The crucial and indisputable achievement in LETTER NEVER SENT was the cinematography by Sergey Urusevsky, who also collaborated with Mikhail Kalatozov on THE CRANES ARE FLYING and I AM CUBA. The fluidity of cinema movement and the precise use of Dutch angle provided a sense of presence and urgency. The camera maneuvered around the barren land or the wildly grown weeds, dodged the gleaming flame and the frozen snow as the characters strode forward. It was almost like a dance of Waltz with the characters in a symphonic rhythm. The profound contrast on black and white often put the characters in the silhouette on the background, in couple of scenes, the foreground would be filled by the gleaming flame of the camp fire, signifying the hellish environment and foreshadowing the latter catastrophe. Sergey Urusevsky’s cinematography had been highly regarded, especially in I AM CUBA where the camera movement would be much more complex and spectacular, like the opening long shot down into a swimming pool, and most notably the cane shot over a parade between several blocks. One may also compare the cinematography of LETTER NEVER SENT to the work in THE ASCENT (1977 // Dir: Larisa Shepitko) and DERSU UZALA, the latter ones may lack the dynamic movement in LETTER MEVER SENT, but the glorious framing evidently influenced by the Sergey Urusevsky astonishing look on the harsh landscape.

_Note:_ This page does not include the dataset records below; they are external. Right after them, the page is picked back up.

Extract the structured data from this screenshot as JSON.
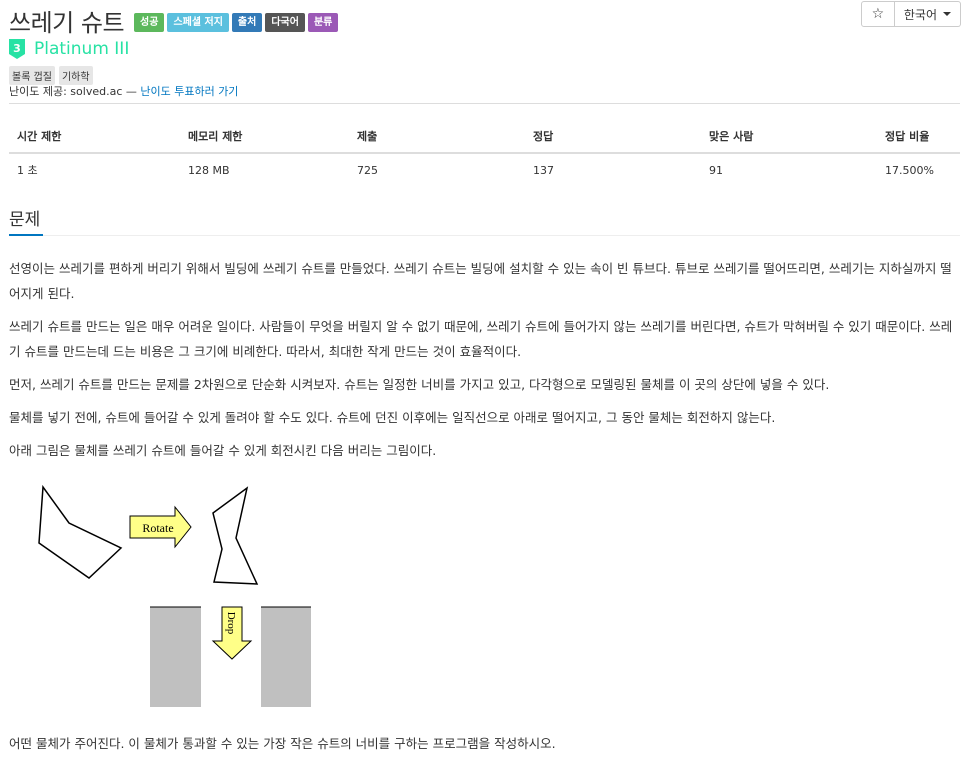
{
  "problem": {
    "title": "쓰레기 슈트",
    "labels": [
      {
        "text": "성공",
        "color": "#5cb85c"
      },
      {
        "text": "스페셜 저지",
        "color": "#5bc0de"
      },
      {
        "text": "출처",
        "color": "#337ab7"
      },
      {
        "text": "다국어",
        "color": "#555555"
      },
      {
        "text": "분류",
        "color": "#9b59b6"
      }
    ],
    "tier": {
      "level": "3",
      "name": "Platinum III",
      "color": "#27e2a4"
    },
    "tags": [
      "볼록 껍질",
      "기하학"
    ],
    "source": {
      "prefix": "난이도 제공: solved.ac — ",
      "link": "난이도 투표하러 가기"
    }
  },
  "toolbar": {
    "star_icon": "☆",
    "language": "한국어"
  },
  "stats": {
    "headers": [
      "시간 제한",
      "메모리 제한",
      "제출",
      "정답",
      "맞은 사람",
      "정답 비율"
    ],
    "values": [
      "1 초",
      "128 MB",
      "725",
      "137",
      "91",
      "17.500%"
    ]
  },
  "section": {
    "title": "문제"
  },
  "description": [
    "선영이는 쓰레기를 편하게 버리기 위해서 빌딩에 쓰레기 슈트를 만들었다. 쓰레기 슈트는 빌딩에 설치할 수 있는 속이 빈 튜브다. 튜브로 쓰레기를 떨어뜨리면, 쓰레기는 지하실까지 떨어지게 된다.",
    "쓰레기 슈트를 만드는 일은 매우 어려운 일이다. 사람들이 무엇을 버릴지 알 수 없기 때문에, 쓰레기 슈트에 들어가지 않는 쓰레기를 버린다면, 슈트가 막혀버릴 수 있기 때문이다. 쓰레기 슈트를 만드는데 드는 비용은 그 크기에 비례한다. 따라서, 최대한 작게 만드는 것이 효율적이다.",
    "먼저, 쓰레기 슈트를 만드는 문제를 2차원으로 단순화 시켜보자. 슈트는 일정한 너비를 가지고 있고, 다각형으로 모델링된 물체를 이 곳의 상단에 넣을 수 있다.",
    "물체를 넣기 전에, 슈트에 들어갈 수 있게 돌려야 할 수도 있다. 슈트에 던진 이후에는 일직선으로 아래로 떨어지고, 그 동안 물체는 회전하지 않는다.",
    "아래 그림은 물체를 쓰레기 슈트에 들어갈 수 있게 회전시킨 다음 버리는 그림이다."
  ],
  "figure": {
    "rotate_label": "Rotate",
    "drop_label": "Drop",
    "arrow_color": "#ffff88",
    "chute_color": "#c0c0c0"
  },
  "last_paragraph": "어떤 물체가 주어진다. 이 물체가 통과할 수 있는 가장 작은 슈트의 너비를 구하는 프로그램을 작성하시오."
}
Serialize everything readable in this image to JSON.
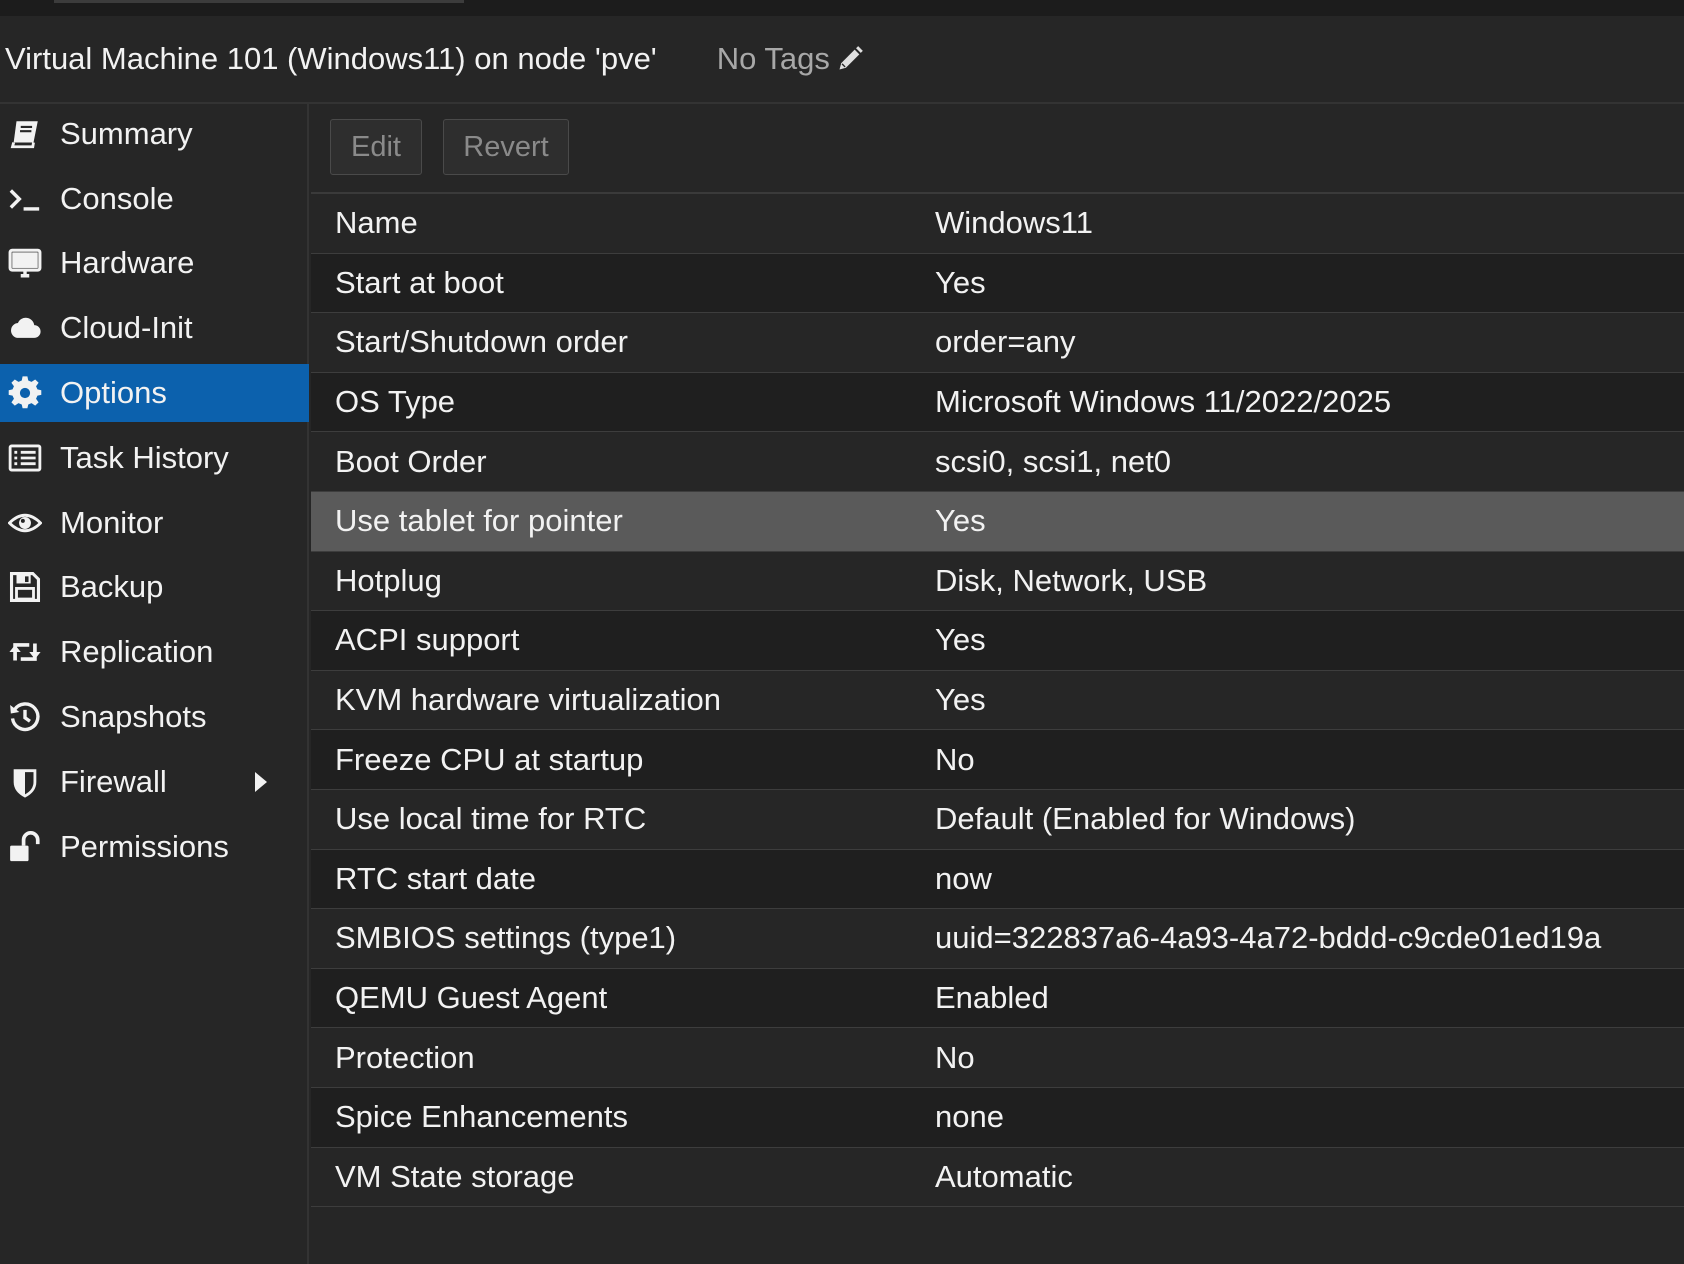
{
  "header": {
    "title": "Virtual Machine 101 (Windows11) on node 'pve'",
    "tags_label": "No Tags",
    "tags_icon": "pencil-icon"
  },
  "sidebar": {
    "active_color": "#0c61ad",
    "items": [
      {
        "label": "Summary",
        "icon": "book-icon",
        "active": false
      },
      {
        "label": "Console",
        "icon": "terminal-icon",
        "active": false
      },
      {
        "label": "Hardware",
        "icon": "monitor-icon",
        "active": false
      },
      {
        "label": "Cloud-Init",
        "icon": "cloud-icon",
        "active": false
      },
      {
        "label": "Options",
        "icon": "gear-icon",
        "active": true
      },
      {
        "label": "Task History",
        "icon": "list-icon",
        "active": false
      },
      {
        "label": "Monitor",
        "icon": "eye-icon",
        "active": false
      },
      {
        "label": "Backup",
        "icon": "floppy-icon",
        "active": false
      },
      {
        "label": "Replication",
        "icon": "retweet-icon",
        "active": false
      },
      {
        "label": "Snapshots",
        "icon": "history-icon",
        "active": false
      },
      {
        "label": "Firewall",
        "icon": "shield-icon",
        "active": false,
        "has_submenu": true
      },
      {
        "label": "Permissions",
        "icon": "unlock-icon",
        "active": false
      }
    ]
  },
  "toolbar": {
    "edit_label": "Edit",
    "revert_label": "Revert"
  },
  "options": {
    "selected_row": "Use tablet for pointer",
    "rows": [
      {
        "name": "Name",
        "value": "Windows11"
      },
      {
        "name": "Start at boot",
        "value": "Yes"
      },
      {
        "name": "Start/Shutdown order",
        "value": "order=any"
      },
      {
        "name": "OS Type",
        "value": "Microsoft Windows 11/2022/2025"
      },
      {
        "name": "Boot Order",
        "value": "scsi0, scsi1, net0"
      },
      {
        "name": "Use tablet for pointer",
        "value": "Yes"
      },
      {
        "name": "Hotplug",
        "value": "Disk, Network, USB"
      },
      {
        "name": "ACPI support",
        "value": "Yes"
      },
      {
        "name": "KVM hardware virtualization",
        "value": "Yes"
      },
      {
        "name": "Freeze CPU at startup",
        "value": "No"
      },
      {
        "name": "Use local time for RTC",
        "value": "Default (Enabled for Windows)"
      },
      {
        "name": "RTC start date",
        "value": "now"
      },
      {
        "name": "SMBIOS settings (type1)",
        "value": "uuid=322837a6-4a93-4a72-bddd-c9cde01ed19a"
      },
      {
        "name": "QEMU Guest Agent",
        "value": "Enabled"
      },
      {
        "name": "Protection",
        "value": "No"
      },
      {
        "name": "Spice Enhancements",
        "value": "none"
      },
      {
        "name": "VM State storage",
        "value": "Automatic"
      }
    ]
  }
}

It was a great treat for Criterion Collection to release LETTER NEVER SENT in the English-friendly region. It was not the best work from Mikhail Kalatozov and Sergey Urusevsky, but definitely one of the greater ones. The story was uneven with the idealistic socialist message embedded in it, yet audacious and daring. One could have a great pleasure just from the appreciation of the cinema work alone, seek it out and watch it if you have not seen a single work from Mikhail Kalatozov, this film would be a great place to start with.